Of course, it takes more than just having the warning radio. School authorities have to know what to do when an alarm sounds.
Tomic said his school has two weather drills a year. Each classroom has a kit that the teachers bring along to the shelter area to keep the children occupied with games, stories, songs and other activities.
In Fairfax County, Va., three tornado and severe weather drills are held annually, said Fred Ellis, the director of safety and security for public schools.
"Certainly we've had our share of severe weather," Ellis said, noting the radios have been in county schools for several years.
Typically they are in the school office where there is always someone to monitor them. "They make quite a racket," Ellis said, and it is useful for administrators to keep track of what is happening outside their buildings.
"We're not immune from severe weather and we take that very seriously," Ellis said.
In announcing the plan to distribute the radios, NOAA pointed out that more than 10,000 major thunderstorms, 2,500 floods and 1,000 tornadoes hit the U. S. annually, and that hurricanes threaten the Gulf and East coasts.
Lautenbacher said weather experts from local Weather Service offices will be available to assist school officials in determining how best to use the radios.
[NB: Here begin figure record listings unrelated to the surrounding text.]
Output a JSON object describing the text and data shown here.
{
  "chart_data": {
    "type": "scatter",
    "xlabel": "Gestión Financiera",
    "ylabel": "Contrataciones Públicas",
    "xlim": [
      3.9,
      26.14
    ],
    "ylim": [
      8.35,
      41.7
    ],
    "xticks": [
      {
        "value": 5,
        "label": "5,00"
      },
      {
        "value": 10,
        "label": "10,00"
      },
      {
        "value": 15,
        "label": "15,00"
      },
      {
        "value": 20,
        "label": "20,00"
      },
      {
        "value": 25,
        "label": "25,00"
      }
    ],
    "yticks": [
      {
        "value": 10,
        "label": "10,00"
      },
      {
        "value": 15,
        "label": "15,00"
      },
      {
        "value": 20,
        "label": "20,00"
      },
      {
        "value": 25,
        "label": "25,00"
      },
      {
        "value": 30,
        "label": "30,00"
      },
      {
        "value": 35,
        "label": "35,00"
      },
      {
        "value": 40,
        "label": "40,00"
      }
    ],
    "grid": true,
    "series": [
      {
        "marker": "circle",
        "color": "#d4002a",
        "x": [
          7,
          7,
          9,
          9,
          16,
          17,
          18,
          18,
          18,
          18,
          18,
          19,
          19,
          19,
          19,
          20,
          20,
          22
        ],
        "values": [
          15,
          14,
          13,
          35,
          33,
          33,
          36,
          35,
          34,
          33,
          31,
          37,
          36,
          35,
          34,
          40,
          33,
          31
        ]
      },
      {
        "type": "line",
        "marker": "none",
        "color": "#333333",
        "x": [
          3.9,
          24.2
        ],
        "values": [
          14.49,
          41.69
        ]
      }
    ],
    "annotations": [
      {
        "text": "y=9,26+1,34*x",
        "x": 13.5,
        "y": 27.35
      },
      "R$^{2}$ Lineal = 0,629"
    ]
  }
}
The radios operate 24-hours-a-day, receiving forecasts and warnings from the Weather Service's 123 forecast offices as well as other information.
Six states -- Washington, Tennessee, North Carolina, Maryland, Florida and Mississippi -- already mandate use of the radios in schools. NOAA said those schools will also be included in the new program to make sure they have the most recent models. Also included will be tribal schools and public schools in U.S. territories.
Typically the radios are smaller than a clock radio, have a battery backup in case of power loss and are sold at electronic and other stores for $20 to $80. Most can be programmed to respond only to warnings for a specific area -- a county or city, for example.
Lautenbacher said the distribution is expected to begin in October and should take a few months.
He said the NOAA radio system covers about 97 percent of the country with the few gaps in some sparsely populated mountain areas.